In 2019, the school was ranked 241st out of 438 high schools in New Jersey in rankings by U.S. News & World Report.

==Athletics==
The Arthur L. Johnson High School Crusaders compete in the Union County Interscholastic Athletic Conference, which is comprised of public and private high schools in Union County, and was established following a reorganization of spots leagues in Northern New Jersey under the jurisdiction of the New Jersey State Interscholastic Athletic Association (NJSIAA). Before the 2010 realignment, the school had participated in the Mountain Valley Conference, which consisted of public and private high schools in Essex County and Union County. With 520 students in grades 10-12, the school was classified by the NJSIAA for the 2019–20 school year as Group II for most athletic competition purposes, which included schools with an enrollment of 486 to 758 students in that grade range. The football team competes in Division 2B of the Big Central Football Conference, which includes 60 public and private high schools in Middlesex, Hunterdon, Somerset, Union and Warren counties, which are broken down into 10 divisions by size and location. The school was classified by the NJSIAA as Group II South for football for 2024–2026, which included schools with 514 to 685 students.

The boys' bowling team won the overall state championship in 1985 and the Group I state championship in 2013.

The football team won the North II Group II state sectional titles in 1995 and 2002. The 1995 team finished the season with a record of 11-0 after winning the North II Group II sectional championship game with a 21-6 victory against a Summit High School team that came into the tournament as the number-one seed.

The field hockey team won the North II Group II state sectional titles in 2008, 2010 and 2011.

The cheerleading team won the NJCDCA Group II state championship title in 2017.

The ice hockey team won the McMullen Cup in 2020, defeating Frisch School by a score of 7–3 in the tournament final.

==Administration==
The school's principal is Tara Oliveira.

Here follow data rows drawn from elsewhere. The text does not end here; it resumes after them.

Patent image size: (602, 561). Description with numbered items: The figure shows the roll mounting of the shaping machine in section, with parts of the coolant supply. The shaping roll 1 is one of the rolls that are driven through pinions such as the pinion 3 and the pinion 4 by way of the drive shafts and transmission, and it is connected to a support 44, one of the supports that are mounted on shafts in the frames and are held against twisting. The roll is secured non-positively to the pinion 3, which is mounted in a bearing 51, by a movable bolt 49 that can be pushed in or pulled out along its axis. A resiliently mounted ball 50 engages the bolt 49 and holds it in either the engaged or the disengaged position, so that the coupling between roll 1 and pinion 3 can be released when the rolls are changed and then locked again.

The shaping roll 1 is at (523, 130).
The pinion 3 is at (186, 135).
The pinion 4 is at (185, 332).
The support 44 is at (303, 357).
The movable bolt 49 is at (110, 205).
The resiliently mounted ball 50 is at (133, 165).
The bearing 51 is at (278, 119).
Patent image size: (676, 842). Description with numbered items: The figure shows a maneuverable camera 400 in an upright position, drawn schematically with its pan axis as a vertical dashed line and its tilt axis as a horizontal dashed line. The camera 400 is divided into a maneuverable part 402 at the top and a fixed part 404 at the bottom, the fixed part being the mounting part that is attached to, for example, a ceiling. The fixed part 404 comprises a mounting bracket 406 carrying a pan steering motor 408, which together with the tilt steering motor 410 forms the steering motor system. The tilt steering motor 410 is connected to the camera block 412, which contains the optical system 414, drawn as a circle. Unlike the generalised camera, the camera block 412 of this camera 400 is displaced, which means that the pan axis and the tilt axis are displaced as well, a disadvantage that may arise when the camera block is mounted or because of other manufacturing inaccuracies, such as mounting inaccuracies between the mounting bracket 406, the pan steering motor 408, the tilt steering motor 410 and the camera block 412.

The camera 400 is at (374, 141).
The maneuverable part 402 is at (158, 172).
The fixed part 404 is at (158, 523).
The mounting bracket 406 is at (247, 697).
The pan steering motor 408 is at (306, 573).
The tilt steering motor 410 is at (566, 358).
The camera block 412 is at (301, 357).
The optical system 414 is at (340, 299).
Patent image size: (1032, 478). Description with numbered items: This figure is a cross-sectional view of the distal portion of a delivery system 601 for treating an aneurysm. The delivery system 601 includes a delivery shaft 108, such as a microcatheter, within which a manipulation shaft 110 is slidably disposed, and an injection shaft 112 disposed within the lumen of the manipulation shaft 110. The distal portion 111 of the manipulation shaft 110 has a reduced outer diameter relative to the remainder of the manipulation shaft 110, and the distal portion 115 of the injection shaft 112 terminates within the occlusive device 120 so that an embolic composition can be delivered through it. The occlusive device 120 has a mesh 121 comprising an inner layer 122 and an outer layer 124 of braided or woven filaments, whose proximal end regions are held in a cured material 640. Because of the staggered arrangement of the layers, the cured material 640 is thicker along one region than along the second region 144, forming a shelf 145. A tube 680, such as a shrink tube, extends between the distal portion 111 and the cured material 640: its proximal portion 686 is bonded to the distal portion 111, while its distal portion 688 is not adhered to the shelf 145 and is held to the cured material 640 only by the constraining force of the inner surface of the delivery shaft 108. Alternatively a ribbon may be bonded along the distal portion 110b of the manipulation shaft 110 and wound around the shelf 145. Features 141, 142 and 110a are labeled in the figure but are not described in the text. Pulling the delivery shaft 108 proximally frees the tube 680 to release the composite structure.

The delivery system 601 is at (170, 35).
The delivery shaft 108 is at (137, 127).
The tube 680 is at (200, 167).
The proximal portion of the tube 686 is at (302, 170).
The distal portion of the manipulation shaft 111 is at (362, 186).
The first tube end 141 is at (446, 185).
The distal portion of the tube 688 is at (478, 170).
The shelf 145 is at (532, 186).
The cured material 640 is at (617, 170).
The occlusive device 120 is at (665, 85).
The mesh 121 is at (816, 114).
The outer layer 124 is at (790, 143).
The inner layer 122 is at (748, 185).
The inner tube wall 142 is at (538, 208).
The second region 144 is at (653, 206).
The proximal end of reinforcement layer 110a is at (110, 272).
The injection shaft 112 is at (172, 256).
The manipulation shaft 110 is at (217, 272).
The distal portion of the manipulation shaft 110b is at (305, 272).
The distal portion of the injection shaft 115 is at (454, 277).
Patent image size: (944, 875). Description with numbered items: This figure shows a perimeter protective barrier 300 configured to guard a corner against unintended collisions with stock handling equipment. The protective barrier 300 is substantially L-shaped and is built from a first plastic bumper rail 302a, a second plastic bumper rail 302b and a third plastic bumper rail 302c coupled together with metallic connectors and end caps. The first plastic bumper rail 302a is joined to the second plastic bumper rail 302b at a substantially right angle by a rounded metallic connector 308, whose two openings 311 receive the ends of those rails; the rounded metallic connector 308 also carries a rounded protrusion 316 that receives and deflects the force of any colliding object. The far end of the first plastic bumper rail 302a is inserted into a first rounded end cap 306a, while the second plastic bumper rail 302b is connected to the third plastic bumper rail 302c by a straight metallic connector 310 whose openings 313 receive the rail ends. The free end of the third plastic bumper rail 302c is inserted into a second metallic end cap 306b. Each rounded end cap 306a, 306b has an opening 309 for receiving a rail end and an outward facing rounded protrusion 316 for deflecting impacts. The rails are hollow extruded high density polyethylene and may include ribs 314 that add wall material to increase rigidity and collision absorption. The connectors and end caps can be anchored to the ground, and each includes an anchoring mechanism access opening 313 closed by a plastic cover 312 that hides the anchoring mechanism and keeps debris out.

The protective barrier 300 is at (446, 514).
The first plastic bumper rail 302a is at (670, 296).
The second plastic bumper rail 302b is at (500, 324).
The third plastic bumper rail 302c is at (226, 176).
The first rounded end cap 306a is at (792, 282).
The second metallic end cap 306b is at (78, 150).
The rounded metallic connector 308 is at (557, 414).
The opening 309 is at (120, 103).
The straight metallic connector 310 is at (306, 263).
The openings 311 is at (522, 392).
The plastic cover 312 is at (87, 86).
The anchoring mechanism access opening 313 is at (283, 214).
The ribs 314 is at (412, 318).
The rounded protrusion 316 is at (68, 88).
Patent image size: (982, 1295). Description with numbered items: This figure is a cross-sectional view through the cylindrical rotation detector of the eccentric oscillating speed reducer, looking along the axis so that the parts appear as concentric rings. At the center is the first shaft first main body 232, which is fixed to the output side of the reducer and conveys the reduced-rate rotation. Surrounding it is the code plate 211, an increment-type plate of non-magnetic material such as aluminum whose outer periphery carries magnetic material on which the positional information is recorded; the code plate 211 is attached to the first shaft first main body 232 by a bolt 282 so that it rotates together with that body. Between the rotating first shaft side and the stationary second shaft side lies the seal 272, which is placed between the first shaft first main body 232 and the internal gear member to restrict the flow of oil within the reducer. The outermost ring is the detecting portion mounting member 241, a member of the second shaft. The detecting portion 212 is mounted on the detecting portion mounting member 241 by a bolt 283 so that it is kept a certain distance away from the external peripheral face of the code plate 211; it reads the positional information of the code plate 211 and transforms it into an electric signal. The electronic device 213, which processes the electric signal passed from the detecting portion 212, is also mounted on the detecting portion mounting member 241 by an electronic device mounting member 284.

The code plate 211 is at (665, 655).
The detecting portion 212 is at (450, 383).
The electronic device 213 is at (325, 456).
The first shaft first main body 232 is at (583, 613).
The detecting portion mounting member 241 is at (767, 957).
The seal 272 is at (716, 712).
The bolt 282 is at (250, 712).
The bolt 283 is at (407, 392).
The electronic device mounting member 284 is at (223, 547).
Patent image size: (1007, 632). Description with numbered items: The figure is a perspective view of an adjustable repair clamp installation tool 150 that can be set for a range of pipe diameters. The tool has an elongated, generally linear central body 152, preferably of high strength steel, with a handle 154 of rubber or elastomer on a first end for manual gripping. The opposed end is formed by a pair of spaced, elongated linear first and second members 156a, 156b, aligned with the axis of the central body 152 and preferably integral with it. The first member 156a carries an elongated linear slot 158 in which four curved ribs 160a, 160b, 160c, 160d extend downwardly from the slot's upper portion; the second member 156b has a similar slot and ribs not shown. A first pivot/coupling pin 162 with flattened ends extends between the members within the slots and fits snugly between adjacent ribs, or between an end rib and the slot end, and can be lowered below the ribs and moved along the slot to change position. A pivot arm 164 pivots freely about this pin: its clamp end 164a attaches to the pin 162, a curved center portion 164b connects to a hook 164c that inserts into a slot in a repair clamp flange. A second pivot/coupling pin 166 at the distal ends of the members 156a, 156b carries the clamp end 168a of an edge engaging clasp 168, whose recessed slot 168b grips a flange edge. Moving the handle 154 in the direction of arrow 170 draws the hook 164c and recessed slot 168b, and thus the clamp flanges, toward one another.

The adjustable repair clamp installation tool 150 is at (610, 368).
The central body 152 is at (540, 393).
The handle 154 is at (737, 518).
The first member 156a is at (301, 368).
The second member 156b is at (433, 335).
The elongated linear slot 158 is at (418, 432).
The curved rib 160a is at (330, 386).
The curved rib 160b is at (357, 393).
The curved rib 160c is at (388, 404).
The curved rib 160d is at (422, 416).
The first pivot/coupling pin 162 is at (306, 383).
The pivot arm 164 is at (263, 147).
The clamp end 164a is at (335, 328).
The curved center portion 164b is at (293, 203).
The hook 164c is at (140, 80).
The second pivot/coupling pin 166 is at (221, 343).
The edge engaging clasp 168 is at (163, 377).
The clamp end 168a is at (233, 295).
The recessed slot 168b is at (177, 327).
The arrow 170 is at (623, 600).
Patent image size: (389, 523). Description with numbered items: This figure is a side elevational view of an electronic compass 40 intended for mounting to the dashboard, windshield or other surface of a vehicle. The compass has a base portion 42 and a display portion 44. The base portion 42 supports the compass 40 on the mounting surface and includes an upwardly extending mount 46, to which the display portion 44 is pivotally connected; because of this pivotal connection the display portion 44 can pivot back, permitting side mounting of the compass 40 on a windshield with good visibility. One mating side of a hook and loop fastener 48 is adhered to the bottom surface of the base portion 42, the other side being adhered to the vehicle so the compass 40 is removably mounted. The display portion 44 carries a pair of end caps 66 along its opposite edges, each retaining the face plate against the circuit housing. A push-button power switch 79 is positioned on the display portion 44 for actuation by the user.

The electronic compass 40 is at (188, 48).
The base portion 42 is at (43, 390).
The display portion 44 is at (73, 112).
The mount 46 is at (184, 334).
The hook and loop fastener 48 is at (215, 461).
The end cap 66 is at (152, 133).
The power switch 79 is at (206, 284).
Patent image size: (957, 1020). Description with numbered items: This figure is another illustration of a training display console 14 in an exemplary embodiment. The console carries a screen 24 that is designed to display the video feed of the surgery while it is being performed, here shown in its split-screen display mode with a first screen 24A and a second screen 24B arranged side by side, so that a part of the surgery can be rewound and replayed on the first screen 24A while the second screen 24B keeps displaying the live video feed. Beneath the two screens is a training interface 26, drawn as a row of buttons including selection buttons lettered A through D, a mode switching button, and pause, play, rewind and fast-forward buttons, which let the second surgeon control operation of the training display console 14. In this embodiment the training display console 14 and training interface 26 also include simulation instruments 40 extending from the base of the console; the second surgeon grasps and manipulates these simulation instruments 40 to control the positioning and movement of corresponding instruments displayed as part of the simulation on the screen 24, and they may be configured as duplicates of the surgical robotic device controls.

Her administration team includes the assistant principal.

==Notable alumni==

- Todd Burger (born 1970), former professional football player who played in the NFL for the Chicago Bears and New York Jets
- David Durante (born 1980), former member of the United States men's national artistic gymnastics team and alternate for the 2008 Summer Olympics
- Kenneth Ham (born 1964), piloted the Space Shuttle Discovery as a member of the STS-124 mission that delivered components to the International Space Station
- Gennaro Nigro (born 2000), soccer player for Potenza Calcio of Serie C
- Ed Pinkham (born 1953), college football coach who was the defensive pass game coordinator for the Arkansas State Red Wolves
- Matt Poskay (born 1984), professional lacrosse player who has played for the Boston Cannons and set a national high school record of 362 career goals
- Erik Rosenmeier (born 1965, class of 1983), former NFL center who played for the Buffalo Bills in 1987
- Frank Spaziani (born 1947), former head coach of the Boston College Eagles football team
- David Joseph Weeks (born 1944), neuropsychologist, educator and author best known for his study of eccentricity
- Jane Remover (born 2003), singer snd producer, best known for being a pioneer in Digicore and Hyperpop.